Most of the Games venues have been built without a hitch. Exceptions are the velodrome and tennis centres, where construction was still taking place in mid-July. Rio has spent about $US15.7 billion on the Games, more than half of which has come from private investors.

Urban projects completed include express bus lanes and a road that features Brazil's longest underground tunnel, bypassing the Rio city centre. They also included the razing of the Vila Autodromo favela next to Olympic Park, forcing about 600 people to relocate.

It is arguable that the greatest cause for concern among Rio 2016 organisers has been the Zika virus.

Scores of athletes have withdrawn from the Games because of fears of contracting the virus, among them the world's top four male golfers - Jason Day, Dustin Johnson, Jordan Spieth and Rory McIlroy.

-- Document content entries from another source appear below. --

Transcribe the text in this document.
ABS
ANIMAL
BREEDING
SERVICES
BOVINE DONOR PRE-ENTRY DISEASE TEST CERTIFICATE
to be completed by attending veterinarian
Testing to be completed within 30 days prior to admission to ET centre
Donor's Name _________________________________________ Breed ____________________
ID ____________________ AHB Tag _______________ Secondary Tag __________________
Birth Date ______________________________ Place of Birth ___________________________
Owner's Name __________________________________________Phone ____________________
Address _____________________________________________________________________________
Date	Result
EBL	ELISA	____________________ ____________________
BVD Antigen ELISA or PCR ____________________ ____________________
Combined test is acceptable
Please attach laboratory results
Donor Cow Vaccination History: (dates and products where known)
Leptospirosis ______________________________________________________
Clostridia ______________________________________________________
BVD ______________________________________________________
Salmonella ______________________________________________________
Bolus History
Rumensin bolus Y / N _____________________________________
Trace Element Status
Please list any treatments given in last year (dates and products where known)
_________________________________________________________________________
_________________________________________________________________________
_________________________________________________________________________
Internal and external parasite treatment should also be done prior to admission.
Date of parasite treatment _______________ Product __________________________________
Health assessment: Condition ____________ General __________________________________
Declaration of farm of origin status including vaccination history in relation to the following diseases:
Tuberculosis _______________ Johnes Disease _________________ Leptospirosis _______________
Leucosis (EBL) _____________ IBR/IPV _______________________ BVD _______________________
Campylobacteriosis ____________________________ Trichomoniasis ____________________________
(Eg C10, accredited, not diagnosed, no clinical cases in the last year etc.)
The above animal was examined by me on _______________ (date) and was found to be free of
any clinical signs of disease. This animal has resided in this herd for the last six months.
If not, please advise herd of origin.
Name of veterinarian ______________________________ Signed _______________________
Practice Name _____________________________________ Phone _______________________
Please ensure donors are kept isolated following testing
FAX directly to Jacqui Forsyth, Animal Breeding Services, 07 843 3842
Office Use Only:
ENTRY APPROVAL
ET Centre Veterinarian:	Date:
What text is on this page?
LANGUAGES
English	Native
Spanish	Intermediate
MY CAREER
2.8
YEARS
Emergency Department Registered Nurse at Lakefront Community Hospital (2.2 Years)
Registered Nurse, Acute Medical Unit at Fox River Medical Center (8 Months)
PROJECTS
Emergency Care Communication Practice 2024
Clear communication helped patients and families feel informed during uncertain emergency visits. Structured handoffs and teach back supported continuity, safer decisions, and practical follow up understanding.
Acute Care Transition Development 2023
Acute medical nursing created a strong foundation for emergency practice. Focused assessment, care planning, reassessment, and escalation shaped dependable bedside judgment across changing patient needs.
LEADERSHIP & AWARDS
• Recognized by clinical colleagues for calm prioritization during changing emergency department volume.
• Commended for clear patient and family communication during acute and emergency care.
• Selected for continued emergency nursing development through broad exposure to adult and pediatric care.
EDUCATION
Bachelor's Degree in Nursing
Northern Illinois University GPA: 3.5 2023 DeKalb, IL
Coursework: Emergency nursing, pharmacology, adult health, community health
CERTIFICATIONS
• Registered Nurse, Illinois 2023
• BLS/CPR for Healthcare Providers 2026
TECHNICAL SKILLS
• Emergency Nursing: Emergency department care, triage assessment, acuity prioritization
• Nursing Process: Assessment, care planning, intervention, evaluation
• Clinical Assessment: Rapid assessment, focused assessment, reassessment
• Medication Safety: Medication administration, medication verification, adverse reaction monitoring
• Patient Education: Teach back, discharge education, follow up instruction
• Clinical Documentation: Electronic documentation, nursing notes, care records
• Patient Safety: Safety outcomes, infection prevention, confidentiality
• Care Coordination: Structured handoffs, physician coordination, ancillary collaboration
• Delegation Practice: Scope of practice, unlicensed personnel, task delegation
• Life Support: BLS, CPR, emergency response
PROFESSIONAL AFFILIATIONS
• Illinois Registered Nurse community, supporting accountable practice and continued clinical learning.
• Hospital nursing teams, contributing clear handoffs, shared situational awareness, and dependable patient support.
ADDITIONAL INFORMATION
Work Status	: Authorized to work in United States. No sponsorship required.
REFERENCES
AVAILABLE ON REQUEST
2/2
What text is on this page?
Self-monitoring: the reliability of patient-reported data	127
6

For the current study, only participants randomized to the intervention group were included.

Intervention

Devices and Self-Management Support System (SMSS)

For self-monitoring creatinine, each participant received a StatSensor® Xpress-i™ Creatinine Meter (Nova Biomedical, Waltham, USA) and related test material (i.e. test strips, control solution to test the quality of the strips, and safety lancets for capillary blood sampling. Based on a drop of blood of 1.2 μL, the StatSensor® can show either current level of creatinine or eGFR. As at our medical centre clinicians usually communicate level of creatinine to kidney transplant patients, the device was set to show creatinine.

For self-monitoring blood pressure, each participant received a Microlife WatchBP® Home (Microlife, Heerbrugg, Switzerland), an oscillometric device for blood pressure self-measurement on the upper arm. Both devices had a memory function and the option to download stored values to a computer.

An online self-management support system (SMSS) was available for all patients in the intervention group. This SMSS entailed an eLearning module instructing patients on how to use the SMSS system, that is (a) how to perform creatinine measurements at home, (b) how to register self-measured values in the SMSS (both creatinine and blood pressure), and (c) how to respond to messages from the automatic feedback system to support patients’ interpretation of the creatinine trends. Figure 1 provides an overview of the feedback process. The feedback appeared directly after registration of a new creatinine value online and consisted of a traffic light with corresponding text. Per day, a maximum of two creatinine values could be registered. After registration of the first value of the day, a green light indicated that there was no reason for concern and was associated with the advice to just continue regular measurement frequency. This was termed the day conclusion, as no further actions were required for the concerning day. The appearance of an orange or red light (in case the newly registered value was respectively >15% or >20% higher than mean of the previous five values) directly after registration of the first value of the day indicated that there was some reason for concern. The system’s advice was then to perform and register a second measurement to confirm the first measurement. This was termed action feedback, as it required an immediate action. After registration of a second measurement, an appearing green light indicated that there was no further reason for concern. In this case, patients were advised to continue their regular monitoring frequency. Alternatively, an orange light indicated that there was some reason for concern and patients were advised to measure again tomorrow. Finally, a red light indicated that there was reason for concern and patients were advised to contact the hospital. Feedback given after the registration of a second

According to International Olympic Committee pres­ident Thomas Bach, Rio has undergone the biggest urban redevelopment by an Olympic city since Barcelona in 1992.

Like Barcelona, the city has turned a once-derelict port area into a glistening waterfront while unveiling new public transport services and state-of-the-art sports facilities­.

But Bach's vow that there will be "a much better Rio after the Olympics" has not convinced everybody.

"What will be the social impact of Rio 2016? That's the question," Barcellos mused as we discuss the homeless woman in his photo.

"Is there really going to be a legacy? Or is it just a myth that has been peddled for the past seven years?"